Les deux premiers, c’est-à-dire Kazungu et Ingabire ne sont ni policiers ni militaires, mais le président de l’Aprodh Pierre Claver Mbonimpa s’étonne « comment ils arrivent à mettre des effets militaires ou policiers et faire des navettes entre le Burundi et la RDC sans aucun problème ».
{{Des enquêtes sans le savoir (et sans le vouloir) }}
Il semble que la justice est en train de mener des enquêtes sur cette présence des jeunes armés à l’est du Congo bien que le pays avait refusé de les faire, a conclut le président de l’Aprodh.
« Même s’ils avaient refusé de conduire des enquêtes, je crois qu’ils sont entra in de les faire maintenant. C’est pourquoi nous les avons aidé en fournissant des preuves à la police judiciaire » souligne le président de l’Aprodh.

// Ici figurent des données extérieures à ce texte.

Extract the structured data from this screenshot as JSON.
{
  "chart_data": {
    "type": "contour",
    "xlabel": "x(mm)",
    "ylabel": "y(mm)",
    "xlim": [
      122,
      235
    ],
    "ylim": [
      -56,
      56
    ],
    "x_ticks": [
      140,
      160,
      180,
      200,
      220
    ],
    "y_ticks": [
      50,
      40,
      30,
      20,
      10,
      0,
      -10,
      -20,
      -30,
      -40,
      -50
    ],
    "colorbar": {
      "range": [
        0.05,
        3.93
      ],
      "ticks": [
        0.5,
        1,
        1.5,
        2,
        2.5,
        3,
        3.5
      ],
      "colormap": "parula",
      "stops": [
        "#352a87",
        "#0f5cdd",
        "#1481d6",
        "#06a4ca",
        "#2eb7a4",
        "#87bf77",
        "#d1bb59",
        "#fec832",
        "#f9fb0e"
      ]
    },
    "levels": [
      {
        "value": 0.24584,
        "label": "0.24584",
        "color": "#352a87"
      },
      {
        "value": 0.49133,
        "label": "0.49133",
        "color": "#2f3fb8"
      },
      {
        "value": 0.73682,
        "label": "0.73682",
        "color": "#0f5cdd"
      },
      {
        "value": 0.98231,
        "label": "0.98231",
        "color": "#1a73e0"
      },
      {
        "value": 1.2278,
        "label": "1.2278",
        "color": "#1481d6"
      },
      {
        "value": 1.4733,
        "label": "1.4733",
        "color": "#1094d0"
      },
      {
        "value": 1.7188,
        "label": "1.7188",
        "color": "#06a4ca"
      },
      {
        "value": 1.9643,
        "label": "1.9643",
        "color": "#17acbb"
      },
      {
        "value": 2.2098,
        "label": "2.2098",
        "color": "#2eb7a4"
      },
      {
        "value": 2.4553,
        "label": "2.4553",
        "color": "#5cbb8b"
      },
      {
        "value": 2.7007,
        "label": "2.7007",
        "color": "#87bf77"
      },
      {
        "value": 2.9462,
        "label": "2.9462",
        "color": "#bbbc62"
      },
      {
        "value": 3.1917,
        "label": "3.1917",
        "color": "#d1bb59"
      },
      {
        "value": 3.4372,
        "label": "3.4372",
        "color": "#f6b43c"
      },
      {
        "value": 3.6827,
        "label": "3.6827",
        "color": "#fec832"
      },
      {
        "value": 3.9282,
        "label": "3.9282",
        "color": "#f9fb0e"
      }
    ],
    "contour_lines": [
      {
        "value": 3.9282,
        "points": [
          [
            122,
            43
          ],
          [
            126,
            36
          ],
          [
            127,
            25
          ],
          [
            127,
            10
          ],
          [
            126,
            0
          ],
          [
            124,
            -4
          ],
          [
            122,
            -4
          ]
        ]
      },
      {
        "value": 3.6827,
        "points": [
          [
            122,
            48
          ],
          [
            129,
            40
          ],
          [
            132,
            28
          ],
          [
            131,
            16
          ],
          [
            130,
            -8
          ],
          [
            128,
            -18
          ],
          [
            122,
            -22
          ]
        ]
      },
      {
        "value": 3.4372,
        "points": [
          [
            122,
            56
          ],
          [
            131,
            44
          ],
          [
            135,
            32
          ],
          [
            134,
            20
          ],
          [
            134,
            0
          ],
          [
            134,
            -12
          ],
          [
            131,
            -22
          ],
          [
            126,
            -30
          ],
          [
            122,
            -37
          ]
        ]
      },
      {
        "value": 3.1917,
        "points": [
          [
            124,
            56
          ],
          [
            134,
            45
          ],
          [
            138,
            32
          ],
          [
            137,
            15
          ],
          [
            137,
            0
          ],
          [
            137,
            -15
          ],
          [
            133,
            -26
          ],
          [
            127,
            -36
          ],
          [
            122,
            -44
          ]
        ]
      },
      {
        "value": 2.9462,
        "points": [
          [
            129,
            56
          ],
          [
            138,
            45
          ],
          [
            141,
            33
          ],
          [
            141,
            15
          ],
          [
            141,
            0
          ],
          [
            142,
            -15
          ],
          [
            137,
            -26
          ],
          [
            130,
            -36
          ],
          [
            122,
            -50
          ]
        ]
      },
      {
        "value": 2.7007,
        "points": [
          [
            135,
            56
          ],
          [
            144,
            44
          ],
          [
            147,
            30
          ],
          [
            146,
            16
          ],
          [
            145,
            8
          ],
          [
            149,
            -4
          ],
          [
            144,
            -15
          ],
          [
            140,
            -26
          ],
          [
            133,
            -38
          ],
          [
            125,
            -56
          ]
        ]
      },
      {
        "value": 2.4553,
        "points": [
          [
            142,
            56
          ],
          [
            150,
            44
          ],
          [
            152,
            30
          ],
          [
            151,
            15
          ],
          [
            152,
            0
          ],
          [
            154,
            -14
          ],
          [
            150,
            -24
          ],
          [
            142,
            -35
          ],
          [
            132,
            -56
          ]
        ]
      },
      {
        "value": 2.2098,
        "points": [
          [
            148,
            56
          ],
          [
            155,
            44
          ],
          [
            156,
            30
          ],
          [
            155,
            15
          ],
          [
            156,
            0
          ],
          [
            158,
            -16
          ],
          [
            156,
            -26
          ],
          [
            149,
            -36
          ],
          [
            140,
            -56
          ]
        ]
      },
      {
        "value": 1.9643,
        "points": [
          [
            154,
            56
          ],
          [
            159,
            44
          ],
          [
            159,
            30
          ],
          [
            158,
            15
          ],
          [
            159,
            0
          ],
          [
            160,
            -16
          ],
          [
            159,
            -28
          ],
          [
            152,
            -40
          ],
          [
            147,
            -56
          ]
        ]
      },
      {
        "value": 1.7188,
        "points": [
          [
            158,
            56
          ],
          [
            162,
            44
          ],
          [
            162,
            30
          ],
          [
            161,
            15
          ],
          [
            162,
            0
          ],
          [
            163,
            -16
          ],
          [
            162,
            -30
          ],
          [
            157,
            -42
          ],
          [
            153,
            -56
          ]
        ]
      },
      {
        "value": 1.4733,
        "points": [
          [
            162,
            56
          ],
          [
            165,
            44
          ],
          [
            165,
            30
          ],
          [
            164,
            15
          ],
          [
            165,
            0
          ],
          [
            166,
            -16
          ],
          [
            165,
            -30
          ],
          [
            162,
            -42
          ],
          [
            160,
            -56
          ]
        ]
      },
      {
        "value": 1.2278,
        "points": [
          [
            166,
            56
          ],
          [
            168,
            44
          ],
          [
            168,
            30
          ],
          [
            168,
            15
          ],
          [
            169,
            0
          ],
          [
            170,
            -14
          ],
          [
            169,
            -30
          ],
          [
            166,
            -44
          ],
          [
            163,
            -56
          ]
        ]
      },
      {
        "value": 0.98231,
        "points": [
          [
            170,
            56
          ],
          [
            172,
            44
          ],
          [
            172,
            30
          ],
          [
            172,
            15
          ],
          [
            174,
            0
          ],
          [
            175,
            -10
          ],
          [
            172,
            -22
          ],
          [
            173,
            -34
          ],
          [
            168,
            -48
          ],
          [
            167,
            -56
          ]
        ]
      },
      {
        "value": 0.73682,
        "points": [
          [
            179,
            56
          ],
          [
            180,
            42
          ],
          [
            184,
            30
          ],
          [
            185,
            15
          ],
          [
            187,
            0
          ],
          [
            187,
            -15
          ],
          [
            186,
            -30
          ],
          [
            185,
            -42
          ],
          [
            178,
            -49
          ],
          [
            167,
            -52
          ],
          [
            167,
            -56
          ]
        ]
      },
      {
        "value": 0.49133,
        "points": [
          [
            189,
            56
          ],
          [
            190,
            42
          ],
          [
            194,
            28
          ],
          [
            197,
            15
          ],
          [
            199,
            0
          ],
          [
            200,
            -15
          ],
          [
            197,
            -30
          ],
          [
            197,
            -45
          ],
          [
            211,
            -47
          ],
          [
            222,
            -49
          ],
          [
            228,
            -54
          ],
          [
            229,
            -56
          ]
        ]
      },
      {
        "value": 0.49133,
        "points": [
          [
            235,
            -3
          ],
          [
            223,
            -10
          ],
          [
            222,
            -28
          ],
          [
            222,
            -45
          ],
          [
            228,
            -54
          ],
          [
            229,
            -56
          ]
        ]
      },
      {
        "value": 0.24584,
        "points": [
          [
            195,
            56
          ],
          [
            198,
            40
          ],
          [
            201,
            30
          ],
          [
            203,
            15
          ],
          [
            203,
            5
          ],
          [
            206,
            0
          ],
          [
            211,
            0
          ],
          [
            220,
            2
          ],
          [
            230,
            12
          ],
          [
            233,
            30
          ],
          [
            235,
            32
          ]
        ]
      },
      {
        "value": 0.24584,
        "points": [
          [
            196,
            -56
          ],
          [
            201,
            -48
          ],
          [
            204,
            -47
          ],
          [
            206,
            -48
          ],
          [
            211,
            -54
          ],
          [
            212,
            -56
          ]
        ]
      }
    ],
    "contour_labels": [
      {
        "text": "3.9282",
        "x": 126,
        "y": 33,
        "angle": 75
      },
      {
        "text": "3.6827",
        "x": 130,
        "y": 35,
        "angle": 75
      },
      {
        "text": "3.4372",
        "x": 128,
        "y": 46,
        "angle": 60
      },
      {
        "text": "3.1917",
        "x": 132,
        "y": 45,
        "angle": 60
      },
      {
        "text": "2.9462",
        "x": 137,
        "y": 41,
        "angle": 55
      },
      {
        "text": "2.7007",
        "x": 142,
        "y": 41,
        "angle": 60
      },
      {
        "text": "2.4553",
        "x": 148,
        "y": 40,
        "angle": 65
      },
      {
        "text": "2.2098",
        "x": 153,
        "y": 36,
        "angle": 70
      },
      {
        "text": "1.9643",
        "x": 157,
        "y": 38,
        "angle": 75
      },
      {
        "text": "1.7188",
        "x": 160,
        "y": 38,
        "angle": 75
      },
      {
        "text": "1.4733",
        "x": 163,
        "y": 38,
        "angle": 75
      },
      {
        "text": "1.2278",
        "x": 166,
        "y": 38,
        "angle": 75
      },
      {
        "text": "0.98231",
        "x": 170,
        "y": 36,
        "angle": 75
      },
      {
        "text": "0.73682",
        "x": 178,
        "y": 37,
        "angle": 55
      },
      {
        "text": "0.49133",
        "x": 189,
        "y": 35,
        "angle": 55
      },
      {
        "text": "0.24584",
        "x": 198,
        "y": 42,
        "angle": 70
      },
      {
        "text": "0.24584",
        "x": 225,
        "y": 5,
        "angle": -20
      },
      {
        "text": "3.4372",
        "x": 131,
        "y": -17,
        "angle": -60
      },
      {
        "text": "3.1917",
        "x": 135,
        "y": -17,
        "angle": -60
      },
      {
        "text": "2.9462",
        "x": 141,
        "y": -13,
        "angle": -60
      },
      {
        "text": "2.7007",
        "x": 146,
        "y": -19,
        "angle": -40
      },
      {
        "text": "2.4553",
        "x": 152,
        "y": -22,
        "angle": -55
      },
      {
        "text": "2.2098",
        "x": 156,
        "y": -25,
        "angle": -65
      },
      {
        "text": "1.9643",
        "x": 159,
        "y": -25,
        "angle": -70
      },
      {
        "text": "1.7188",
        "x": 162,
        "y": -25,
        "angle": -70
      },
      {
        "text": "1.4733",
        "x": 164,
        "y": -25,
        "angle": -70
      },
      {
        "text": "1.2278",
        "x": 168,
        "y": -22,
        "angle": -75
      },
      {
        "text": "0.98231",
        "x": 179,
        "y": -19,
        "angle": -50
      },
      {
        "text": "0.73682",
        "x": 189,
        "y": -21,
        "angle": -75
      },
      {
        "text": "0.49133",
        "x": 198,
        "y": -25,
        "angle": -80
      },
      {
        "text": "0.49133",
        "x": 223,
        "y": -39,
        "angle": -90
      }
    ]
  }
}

Le Gouvernement du Burundi les ONG proches de celui-ci et certains acteurs ont rejeté en bloc toute information en rapport avec la présence des jeunes armés au Congo parlant de simple « rumeurs » allant même jusqu’à demander des sanctions contre les médias accusés de rependre cette rumeur.
Le Gouvernement attend la fin des enquêtes pour pouvoir faire son commentaire, nous appris une source de la présidence de la République.
« Le dossier est encore en instruction le porte-parole (du président, Ndrl) ne peut pas réagir avant la fin des enquêtes » nous révèle une source de la présidence jointe par téléphone ce lundi soir.
NB: Pour respect du Code et Déontologie de la Presse et de la vie privée des mort et de leurs familles, la photos des jeunes tués au Congo n’a pas été publiée.